R. Scott Moxley claims Citizens Against Government Waste (CAGW) is “a pro-Republican group funded largely by ultraconservative corporate special interests” (“Cox Tales,” Sept. 15). On the contrary, CAGW is a private, nonpartisan, nonprofit organization with 80 percent of its support provided by more than 1 million members and supporters nationwide from across the political spectrum. There are more than 110,000 such people in California alone.

Our Annual Congressional Ratings, also referred to by Moxley, are a powerful tool for highlighting Democrats and Republicans alike, based on their voting records. Those who vote 100 percent of the time in a given year to defend taxpayers against special interests and bureaucrats are named “Taxpayer Superheroes,” as was Representative Chris Cox (R-Newport Beach).
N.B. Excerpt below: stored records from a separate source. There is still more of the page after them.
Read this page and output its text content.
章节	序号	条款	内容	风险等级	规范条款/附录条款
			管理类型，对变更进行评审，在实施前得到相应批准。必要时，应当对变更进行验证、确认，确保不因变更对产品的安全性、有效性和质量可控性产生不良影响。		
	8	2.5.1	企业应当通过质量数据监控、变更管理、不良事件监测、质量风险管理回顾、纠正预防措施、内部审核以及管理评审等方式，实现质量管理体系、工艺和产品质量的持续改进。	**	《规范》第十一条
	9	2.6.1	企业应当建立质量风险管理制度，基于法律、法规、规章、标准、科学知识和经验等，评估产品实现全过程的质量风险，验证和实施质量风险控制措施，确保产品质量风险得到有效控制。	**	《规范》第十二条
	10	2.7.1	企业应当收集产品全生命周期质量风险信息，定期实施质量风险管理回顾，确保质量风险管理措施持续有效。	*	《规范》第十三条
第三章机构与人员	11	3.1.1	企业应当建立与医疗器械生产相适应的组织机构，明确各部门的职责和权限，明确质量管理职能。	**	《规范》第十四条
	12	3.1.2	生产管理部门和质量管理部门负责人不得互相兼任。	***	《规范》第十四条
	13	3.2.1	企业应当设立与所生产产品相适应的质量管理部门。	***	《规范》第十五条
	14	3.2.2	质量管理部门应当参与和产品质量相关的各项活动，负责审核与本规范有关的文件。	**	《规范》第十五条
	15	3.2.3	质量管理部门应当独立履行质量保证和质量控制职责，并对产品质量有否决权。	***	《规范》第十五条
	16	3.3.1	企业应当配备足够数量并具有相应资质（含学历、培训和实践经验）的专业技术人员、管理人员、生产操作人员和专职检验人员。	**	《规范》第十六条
Others cited this year by CAGW for their spending restraint include independent Representative Virgil Goode of Virginia and Democrat Representative Ralph Hall of Texas.

Moxley's petulant analysis of Cox's record speaks for itself, but he should be more careful with his labels.

Tom Schatz
president
Citizens Against Government Waste
Washington, D.C. R. Scott Moxley responds: Each year, Cox mails at taxpayer expense unsolicited, promotional letters to 750,000 people in his district. CAGW ignores such spending to absurdly name him a “superhero” with a “100 percent” voting record against wasteful spending. The congressman recently snatched $21 million from the federal kitty to dredge a bay in his Newport Beach district. CAGW routinely slams Democrats for district projects that cost one-twentieth of Cox's pork-barrel grab. Which brings us to the questions of what constitutes “wasteful” spending and whether CAGW is nonpartisan. Of the 611 votes cast during the 106th Congress' first session, CAGW picked just 26 to determine which members are “pork busters.” Mr. Schatz wants us to believe that it was coincidence that his group sided with House Republicans 97 percent of the time. Two votes selected by CAGW as “wasteful” demonstrate the group's right-wing bent. In House Resolution 2, they said it was wasteful
not to approve Representative Dick Armey's (R-Texas) bill, which would give hefty federal scholarships to lure public school students to private academies. In House Resolution 2723, the group deemed it wasteful to improve health care for the uninsured working poor. Their idea of wasteful might be someone else's idea of decent government. And lastly, CAGW endorsed massive unrequested increases in the bloated defense budget, spending supported by Cox. If it were honest, the group would identify itself as a wholly owned subsidiary of the Republican Party.